I am frequently asked about my thoughts on consuming soy products, in particular soy milks.  More information is available under Health Tips but in short here is a summary on the do’s and don’ts of soy:

  • NEVER consume genetically modified soy products – check ingredients as soy is often added to products and unless it specifically stipulates non-GMO and organic, do not purchase this
  • NEVER consume non-organic soy
  • Soy is best consumed in its fermented states – this includes tempeh, miso, tamari and natto.  Tofu is a bean curd and is beneficial for some Blood Types and Ayurvedic types.
  • Soy milk is also best avoided unless it is made from whole non-GMO, organic soy beans which have been prepared by traditional methods.  This involves soaking and steaming which is a slow process rendering maximum absorption of the nutrients.  At the moment, the only readily available milk brands that adopt this traditional process are Bonsoy and, more recently available https://www.happyhappysoyboy.com/.

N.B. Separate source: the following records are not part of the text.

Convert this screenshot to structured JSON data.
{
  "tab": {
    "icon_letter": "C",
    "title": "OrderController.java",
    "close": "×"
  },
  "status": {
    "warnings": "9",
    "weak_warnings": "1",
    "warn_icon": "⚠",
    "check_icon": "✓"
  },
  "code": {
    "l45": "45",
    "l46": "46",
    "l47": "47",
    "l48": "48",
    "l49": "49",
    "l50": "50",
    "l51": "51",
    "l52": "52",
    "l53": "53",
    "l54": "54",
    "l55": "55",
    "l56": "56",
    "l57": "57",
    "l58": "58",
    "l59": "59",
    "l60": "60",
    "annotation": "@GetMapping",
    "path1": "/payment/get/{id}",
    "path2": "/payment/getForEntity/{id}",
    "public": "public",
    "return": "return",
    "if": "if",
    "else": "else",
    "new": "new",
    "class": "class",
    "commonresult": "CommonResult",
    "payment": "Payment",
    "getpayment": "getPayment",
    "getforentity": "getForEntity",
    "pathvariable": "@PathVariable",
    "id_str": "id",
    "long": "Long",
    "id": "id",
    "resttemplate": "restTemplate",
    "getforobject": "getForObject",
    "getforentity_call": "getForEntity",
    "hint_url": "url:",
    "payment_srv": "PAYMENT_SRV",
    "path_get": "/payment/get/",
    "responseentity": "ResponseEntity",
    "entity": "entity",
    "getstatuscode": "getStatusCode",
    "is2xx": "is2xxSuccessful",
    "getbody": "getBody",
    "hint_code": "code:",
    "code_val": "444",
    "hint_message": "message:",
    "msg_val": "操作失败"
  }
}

The benefits of soy – Non GMO, Organic, properly prepared – include:

  • alkalising for the body
  • good source of fibre and plant proteins
  • contains no cholesterol
  • contains essential fatty acids – Omega 3
  • good source of potassium, calcium, magnesium, iron
  • contains some Vitamin A and Vitamins B1, B2 and B3

Therapeutic uses include:

    • regulate triglycerides
    • raise HDL (good cholesterol)
    • decrease oxidation of LDL
    • reduce the risk of atherosclerosis
    • gentle blood thinner
    • decreases high blood pressure
    • reduced risk of coronary artery disease and stroke
    • hormone balancing effect of the Phytoestrogens in soy products (isoflavones) have the capacity to regulate oestrogen activity
    • shown to reduce hot flushes
    • improve bone mineral density
    • lower cancers (breast, prostate)
    • antioxidant effects
    • regulate blood sugar
    • regulate bowel movement
    • prevent gallstones

The processes of fermentation, soaking and steaming break the bonding between mineral and phytate thus making the minerals bio-available.

In any case, I recommend consuming moderate amounts of soy only as, with all foods, a good variety and combination is best.